The corona crisis is one of the biggest challenges of our time. The European Union, through NextGenerationEU – the largest recovery plan ever at €806.9 billion – aims to help its member states emerge stronger from the crisis. The Recovery and Resilience Facility (RRF) is at the heart of this plan (€723.8 billion).
The RRF has two goals: first, to pull the European economy out of the recession caused by the corona pandemic. At the same time, it is designed to give an impetus to important investments for the future and measures for rolling out reforms.
All 27 member states have submitted plans. Whether all the money is actually disbursed depends on a final assessment of the projects. For example, countries must spend at least 37 percent of their budgets on climate action and 20 percent on digitalization.

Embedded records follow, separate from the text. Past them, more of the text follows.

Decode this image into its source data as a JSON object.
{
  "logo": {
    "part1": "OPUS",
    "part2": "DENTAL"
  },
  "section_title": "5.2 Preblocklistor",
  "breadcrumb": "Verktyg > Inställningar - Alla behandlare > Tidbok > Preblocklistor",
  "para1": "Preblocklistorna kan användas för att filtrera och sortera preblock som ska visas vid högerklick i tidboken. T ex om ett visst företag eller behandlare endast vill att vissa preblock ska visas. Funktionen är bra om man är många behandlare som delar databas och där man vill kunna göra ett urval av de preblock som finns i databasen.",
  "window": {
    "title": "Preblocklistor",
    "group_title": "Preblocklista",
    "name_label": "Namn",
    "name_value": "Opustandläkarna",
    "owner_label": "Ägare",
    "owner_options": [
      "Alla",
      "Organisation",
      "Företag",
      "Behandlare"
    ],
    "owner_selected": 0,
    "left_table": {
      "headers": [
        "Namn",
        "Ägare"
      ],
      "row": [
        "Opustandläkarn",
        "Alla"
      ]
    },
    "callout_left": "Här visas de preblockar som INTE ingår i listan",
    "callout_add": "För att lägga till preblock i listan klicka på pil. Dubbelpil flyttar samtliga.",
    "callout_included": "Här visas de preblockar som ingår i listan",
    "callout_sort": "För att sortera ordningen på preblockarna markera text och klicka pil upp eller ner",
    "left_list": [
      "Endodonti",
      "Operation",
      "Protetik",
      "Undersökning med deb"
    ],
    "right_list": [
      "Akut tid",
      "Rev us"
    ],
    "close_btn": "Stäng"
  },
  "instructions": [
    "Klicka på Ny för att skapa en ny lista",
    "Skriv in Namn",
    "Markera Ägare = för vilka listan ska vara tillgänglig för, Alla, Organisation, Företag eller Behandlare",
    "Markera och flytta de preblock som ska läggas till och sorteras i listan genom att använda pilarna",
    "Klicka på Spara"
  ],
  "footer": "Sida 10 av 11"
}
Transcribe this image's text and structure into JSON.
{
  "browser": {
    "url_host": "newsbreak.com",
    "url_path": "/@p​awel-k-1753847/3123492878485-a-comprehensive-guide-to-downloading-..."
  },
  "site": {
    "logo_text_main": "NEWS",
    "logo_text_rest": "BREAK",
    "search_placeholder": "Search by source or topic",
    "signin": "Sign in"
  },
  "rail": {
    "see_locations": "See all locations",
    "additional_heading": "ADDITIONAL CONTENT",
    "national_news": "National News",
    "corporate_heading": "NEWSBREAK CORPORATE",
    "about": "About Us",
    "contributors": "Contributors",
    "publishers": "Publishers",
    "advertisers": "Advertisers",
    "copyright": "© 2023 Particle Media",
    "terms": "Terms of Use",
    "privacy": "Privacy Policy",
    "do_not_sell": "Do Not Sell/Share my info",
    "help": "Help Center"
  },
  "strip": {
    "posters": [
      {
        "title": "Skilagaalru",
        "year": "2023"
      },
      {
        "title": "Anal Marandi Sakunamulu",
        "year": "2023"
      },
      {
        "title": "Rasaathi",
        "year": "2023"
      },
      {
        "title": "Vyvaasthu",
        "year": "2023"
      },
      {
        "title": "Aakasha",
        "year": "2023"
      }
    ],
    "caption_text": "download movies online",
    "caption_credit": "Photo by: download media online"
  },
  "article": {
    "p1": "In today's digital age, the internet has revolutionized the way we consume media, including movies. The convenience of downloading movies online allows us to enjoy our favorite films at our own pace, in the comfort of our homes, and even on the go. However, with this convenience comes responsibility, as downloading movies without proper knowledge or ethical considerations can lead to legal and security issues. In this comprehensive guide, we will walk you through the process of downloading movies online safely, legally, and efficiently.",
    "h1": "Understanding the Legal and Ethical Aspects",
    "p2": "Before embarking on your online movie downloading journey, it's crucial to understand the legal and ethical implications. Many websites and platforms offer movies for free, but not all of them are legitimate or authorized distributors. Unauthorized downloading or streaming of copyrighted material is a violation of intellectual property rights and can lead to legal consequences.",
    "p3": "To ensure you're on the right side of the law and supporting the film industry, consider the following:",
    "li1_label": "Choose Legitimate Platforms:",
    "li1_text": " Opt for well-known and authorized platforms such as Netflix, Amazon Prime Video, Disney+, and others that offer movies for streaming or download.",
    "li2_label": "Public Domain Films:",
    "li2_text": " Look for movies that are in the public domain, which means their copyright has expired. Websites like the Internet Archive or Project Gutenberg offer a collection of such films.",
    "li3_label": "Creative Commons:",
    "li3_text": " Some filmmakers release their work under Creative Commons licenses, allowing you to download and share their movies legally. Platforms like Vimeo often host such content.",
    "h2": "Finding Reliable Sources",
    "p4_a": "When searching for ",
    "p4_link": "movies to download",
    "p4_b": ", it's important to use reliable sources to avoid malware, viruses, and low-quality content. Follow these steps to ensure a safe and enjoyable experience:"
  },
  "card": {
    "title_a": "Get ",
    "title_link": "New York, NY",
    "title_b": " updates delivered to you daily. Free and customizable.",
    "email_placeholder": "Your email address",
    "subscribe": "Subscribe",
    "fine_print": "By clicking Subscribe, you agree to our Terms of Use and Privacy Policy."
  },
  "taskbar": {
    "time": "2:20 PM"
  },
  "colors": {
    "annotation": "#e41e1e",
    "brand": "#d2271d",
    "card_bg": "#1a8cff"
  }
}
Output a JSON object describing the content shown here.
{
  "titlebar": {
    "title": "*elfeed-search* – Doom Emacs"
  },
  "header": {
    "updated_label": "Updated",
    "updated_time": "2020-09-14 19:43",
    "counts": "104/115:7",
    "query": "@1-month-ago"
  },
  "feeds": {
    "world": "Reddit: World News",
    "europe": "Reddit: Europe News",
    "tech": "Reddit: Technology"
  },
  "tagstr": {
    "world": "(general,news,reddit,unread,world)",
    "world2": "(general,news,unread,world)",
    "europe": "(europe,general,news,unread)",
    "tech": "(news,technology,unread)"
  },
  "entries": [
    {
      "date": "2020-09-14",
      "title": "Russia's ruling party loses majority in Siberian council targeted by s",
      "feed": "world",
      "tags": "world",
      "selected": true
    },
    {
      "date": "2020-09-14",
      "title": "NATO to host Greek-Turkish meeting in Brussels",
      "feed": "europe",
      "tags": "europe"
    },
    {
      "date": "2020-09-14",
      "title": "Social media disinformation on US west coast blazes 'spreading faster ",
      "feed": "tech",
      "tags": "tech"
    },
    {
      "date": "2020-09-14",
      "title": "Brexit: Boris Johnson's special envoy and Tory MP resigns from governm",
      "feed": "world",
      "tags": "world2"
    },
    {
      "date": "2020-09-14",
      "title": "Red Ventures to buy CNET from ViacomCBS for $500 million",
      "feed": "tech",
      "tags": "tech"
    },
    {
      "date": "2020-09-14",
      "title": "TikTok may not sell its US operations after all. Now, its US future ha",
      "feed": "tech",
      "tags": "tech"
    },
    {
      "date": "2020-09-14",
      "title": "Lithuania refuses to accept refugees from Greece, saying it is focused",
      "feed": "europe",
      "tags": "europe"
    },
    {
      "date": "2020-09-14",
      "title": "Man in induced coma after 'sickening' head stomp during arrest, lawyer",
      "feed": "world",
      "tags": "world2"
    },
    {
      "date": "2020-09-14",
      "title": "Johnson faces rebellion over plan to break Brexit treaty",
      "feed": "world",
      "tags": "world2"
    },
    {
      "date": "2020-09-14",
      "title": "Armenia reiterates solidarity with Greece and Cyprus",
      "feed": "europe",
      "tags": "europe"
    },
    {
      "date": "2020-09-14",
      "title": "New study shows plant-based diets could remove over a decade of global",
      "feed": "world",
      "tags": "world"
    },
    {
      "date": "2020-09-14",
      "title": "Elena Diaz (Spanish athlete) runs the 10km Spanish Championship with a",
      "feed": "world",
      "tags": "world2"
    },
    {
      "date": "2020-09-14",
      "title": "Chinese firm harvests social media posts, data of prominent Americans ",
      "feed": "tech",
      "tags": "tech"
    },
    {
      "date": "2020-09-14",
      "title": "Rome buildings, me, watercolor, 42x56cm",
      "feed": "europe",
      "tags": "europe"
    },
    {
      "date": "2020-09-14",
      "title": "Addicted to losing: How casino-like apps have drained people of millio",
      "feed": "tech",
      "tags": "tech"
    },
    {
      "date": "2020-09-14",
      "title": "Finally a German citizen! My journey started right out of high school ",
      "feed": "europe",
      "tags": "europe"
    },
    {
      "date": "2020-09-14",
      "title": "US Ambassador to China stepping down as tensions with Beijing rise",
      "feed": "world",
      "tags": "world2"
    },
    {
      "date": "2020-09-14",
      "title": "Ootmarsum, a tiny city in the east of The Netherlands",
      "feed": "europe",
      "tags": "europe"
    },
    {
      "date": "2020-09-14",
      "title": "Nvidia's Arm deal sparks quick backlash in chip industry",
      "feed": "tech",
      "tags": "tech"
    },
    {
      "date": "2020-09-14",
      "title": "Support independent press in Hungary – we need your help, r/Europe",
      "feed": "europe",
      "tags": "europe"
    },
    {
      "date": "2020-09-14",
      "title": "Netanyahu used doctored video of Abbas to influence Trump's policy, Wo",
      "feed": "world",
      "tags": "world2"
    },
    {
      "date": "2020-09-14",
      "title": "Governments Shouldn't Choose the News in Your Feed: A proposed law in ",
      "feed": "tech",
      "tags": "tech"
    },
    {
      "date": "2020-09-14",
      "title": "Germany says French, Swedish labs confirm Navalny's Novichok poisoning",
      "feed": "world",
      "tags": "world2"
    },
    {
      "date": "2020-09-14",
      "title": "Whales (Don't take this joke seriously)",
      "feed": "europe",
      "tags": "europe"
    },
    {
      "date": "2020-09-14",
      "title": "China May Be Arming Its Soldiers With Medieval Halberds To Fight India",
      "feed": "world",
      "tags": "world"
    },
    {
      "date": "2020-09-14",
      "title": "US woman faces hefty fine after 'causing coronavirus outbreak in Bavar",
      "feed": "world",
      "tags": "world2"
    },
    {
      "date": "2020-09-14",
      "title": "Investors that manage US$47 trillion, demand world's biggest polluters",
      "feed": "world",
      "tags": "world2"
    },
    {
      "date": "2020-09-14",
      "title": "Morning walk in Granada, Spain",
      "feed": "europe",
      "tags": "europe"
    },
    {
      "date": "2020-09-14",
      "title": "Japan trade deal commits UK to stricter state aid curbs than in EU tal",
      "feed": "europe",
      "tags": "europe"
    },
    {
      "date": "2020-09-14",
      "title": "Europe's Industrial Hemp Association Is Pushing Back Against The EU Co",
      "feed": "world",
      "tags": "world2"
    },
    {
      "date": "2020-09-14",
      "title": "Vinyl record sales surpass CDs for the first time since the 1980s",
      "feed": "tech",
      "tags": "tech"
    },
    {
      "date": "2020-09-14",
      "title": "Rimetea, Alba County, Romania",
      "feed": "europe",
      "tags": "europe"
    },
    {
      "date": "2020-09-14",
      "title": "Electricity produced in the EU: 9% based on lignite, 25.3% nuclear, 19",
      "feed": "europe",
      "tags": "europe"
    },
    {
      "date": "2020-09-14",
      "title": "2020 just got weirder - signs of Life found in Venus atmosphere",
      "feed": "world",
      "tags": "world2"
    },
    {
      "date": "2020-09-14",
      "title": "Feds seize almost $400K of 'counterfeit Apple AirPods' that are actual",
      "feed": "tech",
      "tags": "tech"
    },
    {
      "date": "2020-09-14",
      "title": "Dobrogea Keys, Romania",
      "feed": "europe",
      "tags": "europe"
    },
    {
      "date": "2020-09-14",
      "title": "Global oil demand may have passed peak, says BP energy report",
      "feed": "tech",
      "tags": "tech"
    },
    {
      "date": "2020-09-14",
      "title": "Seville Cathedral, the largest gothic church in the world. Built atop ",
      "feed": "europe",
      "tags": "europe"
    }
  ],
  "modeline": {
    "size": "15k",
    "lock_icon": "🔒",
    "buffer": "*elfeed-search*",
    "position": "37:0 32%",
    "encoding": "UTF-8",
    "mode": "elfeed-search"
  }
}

Self-interest over group interests
That the Dutch government has up until now often been lagging behind where the green transition is concerned has everything to do with a lack of cohesive cooperation, Van Bussel notes. “Self-interest always come first. I experienced this when I did a simulation game with Public Administration and Technology students. “In the game, the students had to play at being the government, in five countries surrounded by a sea. The goal was to achieve a lot of renewable energy over the next 20 years, by investing as economically as possible in solar and wind power, the professor explains. “It was pretty clear that after a number of years, a lot of transportation capacity was needed to send the renewable electricity from one country to another. The best solution for that was to build an artificial island in the North Sea. But because none of the countries wanted to take the lead, this was not established in that simulation until the very last moment. Whereas there would have been a lot more profitable if it had been built much earlier.
“We see too many results of the simulation reflected in reality. Don’t get me wrong, a lot of things can really work out well at the last minute. But the handling of the climate crisis could have been done a lot more efficiently. And so now in real life, we are also dealing with things like a lack of transportation capacity.”
The Netherlands is facing a major challenge over the coming years. In order to tackle the climate crisis more efficiently, it is especially important to support local initiatives, as well as adopting a cohesive approach to the large-scale projects set out in the coalition agreement and the corona recovery fund, Van Bussel believes. “People need to realize that our country will look different in 2050. By supporting local projects in municipalities, the real transition will start to resonate a lot more with the population. Because this involves much more than just installing solar panels on your house, an electric car and a heat pump. Small projects will not make the biggest difference, but if people become more aware of what is needed, and can see with their own eyes what is possible, then over time you will be able to put the wind in your sails and start making the huge changes that are desperately needed.”